Productiveness, Science and Politics

In the book that is promoted in the strapline of this blog, I emphasise the difference that several great nineteenth-century political economists made between productivity and productiveness. Millicent Fawcett, whose statue will soon be unveiled at Parliament Square [the first woman to so be honoured] was an advocate of the distinction, though it is not for her achievements in economic science that she is to become a permanent feature of Westminster.

Productivity means the measured output achieved in a set time from a defined economic activity, set against the cost of the measured inputs: for example, the cost of one hour of one worker's time, plus all the resources required to enable that worker to be effective, set against the estimated 'value' of the output achieved in that hour. I have often pointed out, that a high level of productivity can be achieved by workers who unpack and sell cheap imported clothing: but their work serves to increase the balance of payments deficit and, insofar as the shop's customers borrow money to buy the clothes it increase net personal debt. The turnover of the business that employs these people is included in the national income statistics, and if that turnover increases year after year this shows 'growth' of the business [and is a potential contributor to claimed overall 'economic growth'] while its long-term detriment to the economy is obvious.

Many modern Economists argue that it is not detrimental to an economy if the country buys cheap clothes from other countries, provided it sells them high-tech exports: and that can be true, provided the overall balance of trade is favourable.
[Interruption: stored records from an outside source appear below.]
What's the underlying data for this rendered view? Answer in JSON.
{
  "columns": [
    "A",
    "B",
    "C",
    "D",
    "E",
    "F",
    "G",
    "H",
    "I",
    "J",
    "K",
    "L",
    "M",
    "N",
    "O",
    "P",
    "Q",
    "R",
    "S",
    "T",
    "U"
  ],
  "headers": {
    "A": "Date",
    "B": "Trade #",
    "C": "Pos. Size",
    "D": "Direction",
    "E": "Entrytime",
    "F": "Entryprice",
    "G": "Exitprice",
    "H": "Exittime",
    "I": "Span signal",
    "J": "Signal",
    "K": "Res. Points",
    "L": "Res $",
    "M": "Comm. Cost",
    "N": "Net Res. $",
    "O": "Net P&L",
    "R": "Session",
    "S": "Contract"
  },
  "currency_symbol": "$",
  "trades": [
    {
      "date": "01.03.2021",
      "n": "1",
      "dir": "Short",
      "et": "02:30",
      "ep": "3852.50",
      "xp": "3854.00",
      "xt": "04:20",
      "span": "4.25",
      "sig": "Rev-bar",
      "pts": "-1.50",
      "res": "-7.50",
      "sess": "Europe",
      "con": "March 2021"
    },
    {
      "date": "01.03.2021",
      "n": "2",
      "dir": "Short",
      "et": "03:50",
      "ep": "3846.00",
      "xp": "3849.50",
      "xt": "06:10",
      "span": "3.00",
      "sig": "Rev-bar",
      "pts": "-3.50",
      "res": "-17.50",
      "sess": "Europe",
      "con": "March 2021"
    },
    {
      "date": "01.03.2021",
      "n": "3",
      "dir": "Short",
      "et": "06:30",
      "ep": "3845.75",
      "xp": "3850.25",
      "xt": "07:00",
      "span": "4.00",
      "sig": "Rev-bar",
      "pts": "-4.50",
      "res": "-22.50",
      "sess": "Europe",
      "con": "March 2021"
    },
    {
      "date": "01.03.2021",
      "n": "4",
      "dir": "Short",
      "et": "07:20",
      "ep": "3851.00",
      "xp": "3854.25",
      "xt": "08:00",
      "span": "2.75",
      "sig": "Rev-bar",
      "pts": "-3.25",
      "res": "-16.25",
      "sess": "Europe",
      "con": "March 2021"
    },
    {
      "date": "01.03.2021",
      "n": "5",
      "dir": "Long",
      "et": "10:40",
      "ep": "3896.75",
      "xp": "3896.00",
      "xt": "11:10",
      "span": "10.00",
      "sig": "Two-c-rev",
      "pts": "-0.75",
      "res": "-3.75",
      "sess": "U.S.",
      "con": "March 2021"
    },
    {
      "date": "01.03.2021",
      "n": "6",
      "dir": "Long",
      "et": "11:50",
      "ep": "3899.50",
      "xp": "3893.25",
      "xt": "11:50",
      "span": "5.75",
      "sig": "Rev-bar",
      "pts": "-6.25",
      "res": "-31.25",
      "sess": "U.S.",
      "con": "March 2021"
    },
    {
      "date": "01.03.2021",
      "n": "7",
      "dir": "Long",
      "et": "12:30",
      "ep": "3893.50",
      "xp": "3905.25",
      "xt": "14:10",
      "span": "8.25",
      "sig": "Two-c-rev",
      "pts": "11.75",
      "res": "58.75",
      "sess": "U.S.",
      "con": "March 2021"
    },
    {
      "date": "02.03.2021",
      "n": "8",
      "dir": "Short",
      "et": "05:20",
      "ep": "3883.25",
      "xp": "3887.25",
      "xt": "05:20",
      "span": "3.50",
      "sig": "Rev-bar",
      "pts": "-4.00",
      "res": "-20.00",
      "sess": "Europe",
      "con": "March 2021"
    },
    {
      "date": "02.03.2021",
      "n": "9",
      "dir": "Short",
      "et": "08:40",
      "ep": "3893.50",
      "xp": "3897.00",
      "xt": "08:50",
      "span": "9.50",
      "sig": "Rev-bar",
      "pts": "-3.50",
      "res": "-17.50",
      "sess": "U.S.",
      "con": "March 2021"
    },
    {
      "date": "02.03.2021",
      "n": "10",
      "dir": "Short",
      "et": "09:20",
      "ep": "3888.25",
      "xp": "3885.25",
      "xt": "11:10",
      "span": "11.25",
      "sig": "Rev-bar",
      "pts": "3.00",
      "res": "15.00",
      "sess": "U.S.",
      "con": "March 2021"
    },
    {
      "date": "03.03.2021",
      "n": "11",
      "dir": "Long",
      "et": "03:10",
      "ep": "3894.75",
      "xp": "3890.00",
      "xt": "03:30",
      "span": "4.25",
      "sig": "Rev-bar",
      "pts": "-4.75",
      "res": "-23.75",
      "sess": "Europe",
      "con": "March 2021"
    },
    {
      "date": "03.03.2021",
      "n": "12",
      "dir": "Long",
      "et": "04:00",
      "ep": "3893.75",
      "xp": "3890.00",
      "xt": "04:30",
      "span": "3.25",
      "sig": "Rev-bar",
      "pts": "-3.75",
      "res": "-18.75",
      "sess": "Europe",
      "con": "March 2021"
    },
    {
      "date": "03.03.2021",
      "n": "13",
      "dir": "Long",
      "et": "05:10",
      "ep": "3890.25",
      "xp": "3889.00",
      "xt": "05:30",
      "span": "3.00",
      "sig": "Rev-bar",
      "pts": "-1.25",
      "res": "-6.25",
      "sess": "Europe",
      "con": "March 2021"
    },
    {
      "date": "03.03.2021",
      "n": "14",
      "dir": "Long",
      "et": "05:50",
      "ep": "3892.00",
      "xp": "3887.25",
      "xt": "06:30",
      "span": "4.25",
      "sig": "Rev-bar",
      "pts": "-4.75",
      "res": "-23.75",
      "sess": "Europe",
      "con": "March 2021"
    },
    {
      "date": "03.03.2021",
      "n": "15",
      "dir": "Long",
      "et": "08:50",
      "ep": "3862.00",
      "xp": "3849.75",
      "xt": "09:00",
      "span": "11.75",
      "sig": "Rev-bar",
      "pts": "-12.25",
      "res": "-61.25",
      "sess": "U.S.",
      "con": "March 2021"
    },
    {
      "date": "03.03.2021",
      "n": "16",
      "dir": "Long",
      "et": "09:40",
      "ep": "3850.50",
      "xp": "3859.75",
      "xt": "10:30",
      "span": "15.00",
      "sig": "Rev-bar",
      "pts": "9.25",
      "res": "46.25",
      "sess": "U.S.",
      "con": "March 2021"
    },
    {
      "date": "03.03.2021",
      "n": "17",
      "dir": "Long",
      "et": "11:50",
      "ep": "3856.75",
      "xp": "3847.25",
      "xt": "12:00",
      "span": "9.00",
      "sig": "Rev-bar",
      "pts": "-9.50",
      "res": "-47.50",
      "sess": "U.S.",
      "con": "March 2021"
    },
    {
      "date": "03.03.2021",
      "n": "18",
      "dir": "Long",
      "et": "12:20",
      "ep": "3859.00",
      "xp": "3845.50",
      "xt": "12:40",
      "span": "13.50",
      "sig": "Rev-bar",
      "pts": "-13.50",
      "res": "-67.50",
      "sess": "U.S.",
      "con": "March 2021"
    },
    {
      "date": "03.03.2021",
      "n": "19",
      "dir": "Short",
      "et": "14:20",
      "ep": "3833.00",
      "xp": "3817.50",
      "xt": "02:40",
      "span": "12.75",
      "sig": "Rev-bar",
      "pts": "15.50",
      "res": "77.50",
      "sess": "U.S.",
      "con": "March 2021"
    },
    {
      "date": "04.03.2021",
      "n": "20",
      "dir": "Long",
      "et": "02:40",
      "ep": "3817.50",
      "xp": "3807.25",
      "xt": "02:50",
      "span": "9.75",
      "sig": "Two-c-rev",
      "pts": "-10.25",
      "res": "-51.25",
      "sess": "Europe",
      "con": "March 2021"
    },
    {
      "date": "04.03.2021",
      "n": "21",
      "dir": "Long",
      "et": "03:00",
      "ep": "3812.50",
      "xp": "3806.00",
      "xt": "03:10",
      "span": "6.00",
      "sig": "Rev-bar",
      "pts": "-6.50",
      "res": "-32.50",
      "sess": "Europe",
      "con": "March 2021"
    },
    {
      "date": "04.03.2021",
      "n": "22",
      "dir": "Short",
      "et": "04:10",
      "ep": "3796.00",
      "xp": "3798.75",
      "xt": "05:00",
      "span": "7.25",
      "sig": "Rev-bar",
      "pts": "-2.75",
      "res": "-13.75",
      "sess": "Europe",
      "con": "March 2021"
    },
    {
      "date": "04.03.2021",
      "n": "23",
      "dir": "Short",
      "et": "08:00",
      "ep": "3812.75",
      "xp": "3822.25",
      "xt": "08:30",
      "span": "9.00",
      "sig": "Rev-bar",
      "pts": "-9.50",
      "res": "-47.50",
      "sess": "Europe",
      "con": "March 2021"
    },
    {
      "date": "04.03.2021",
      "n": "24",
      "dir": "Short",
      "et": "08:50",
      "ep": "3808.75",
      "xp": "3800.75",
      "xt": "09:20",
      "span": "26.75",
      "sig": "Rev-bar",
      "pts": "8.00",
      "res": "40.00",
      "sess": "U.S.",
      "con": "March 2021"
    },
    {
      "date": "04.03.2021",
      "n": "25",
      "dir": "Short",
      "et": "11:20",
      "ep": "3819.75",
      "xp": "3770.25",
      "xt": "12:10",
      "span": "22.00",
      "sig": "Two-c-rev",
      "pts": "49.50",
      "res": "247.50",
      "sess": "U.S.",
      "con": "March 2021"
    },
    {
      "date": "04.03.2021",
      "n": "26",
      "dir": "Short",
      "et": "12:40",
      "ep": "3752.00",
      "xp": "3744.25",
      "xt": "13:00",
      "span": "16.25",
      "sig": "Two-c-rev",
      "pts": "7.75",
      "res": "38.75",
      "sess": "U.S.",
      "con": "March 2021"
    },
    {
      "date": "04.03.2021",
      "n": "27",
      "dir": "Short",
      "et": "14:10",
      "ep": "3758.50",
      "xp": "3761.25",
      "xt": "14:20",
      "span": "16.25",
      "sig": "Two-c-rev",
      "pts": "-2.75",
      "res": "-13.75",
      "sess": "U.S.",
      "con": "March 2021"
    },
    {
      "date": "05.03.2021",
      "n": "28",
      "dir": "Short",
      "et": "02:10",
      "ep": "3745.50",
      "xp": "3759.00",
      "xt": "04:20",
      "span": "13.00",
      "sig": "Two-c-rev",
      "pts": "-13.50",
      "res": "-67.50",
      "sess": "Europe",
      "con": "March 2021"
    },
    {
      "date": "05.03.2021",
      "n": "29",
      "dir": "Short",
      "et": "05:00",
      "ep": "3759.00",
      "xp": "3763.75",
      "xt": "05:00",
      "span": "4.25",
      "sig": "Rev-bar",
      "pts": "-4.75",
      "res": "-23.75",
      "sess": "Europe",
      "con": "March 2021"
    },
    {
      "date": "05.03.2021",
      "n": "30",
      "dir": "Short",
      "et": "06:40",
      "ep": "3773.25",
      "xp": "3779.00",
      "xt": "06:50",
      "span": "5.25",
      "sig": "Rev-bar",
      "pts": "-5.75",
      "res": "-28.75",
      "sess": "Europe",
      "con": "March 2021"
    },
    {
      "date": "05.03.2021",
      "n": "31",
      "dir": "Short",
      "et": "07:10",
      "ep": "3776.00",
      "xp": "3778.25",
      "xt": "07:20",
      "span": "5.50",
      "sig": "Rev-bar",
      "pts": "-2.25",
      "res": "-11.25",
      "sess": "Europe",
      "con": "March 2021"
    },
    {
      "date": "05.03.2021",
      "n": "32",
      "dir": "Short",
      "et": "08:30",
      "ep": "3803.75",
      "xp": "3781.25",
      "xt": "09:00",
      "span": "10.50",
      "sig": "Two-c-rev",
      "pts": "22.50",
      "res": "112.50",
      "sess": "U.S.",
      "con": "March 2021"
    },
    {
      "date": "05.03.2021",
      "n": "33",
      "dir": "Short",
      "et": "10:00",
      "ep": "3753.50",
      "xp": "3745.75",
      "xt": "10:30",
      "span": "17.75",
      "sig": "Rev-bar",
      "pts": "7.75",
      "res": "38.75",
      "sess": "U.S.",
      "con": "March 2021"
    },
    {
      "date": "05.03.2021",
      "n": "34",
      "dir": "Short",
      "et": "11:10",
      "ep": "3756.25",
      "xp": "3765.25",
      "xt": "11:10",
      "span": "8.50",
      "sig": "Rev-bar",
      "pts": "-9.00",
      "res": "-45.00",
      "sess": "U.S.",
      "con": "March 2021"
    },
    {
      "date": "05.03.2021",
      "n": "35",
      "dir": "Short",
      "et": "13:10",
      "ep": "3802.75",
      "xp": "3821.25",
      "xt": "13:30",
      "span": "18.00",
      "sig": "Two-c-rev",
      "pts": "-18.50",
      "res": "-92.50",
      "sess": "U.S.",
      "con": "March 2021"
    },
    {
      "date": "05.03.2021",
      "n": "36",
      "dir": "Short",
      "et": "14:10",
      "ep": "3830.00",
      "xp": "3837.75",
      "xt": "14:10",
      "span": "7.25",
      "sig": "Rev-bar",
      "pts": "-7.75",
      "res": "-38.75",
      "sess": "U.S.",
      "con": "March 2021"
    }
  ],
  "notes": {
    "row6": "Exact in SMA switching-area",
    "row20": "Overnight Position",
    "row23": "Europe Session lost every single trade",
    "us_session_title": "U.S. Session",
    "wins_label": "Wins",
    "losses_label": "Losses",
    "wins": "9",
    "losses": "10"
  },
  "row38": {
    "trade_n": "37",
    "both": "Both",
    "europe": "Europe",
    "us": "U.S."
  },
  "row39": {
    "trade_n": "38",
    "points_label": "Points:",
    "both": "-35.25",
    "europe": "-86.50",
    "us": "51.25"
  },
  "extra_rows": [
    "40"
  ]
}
When the balance of payments is adverse to a country, however, as is the case of the UK, every extension of the deficit is potentially painful [and eventually some trivial import could trigger a catastrophic recognition by global commentators - perhaps in a rating agency - that the country's situation is irrecoverable under the present regime].

Hence comes the importance of productiveness, the business outcome that meets all the costs actual production, plus providing a significant surplus to fund expansion of the factories that produce the surplus, and/or t fund research to devise even better and more innovative products by the firm, and/or to pay high returns to banks and other investors in the firm who can allocate their enhanced income flow to investments in other firms that can have innovative new products and techniques to offer, and/or some of the surplus can be paid as higher workers' wages and increased shareholders' dividends, giving individuals the power to buy the new and improved products. The more money consumers can use at their discretion to buy the products that they most prefer, that will help to steer the next generation of investment into the most lucrative channels, leading to the most successful firms in the market to have the highest level of productiveness.

Most innovation requires scientific input: new applications of proven techniques, modification of techniques, new computer applications, and new materials. A country must have a sufficient output of science graduates and high-level technical experts to serve these activities; and that must be backed up by the highest level of research.

In the current UK election, some lip-service is paid in passing to a perceived need to maintain the science base on which much of Britain's surviving material export industry depends [and which could be threatened by massive tax increases on both firms and on key employees]; but there is a tendency by politicians of all parties to put in the 'too difficult' tray the whole issue of how badly the scientific community can be harmed by a crass approach to Brexit. This key aspect of achieving greater productiveness is not at all understood, anywhere in the political class. Oh dear!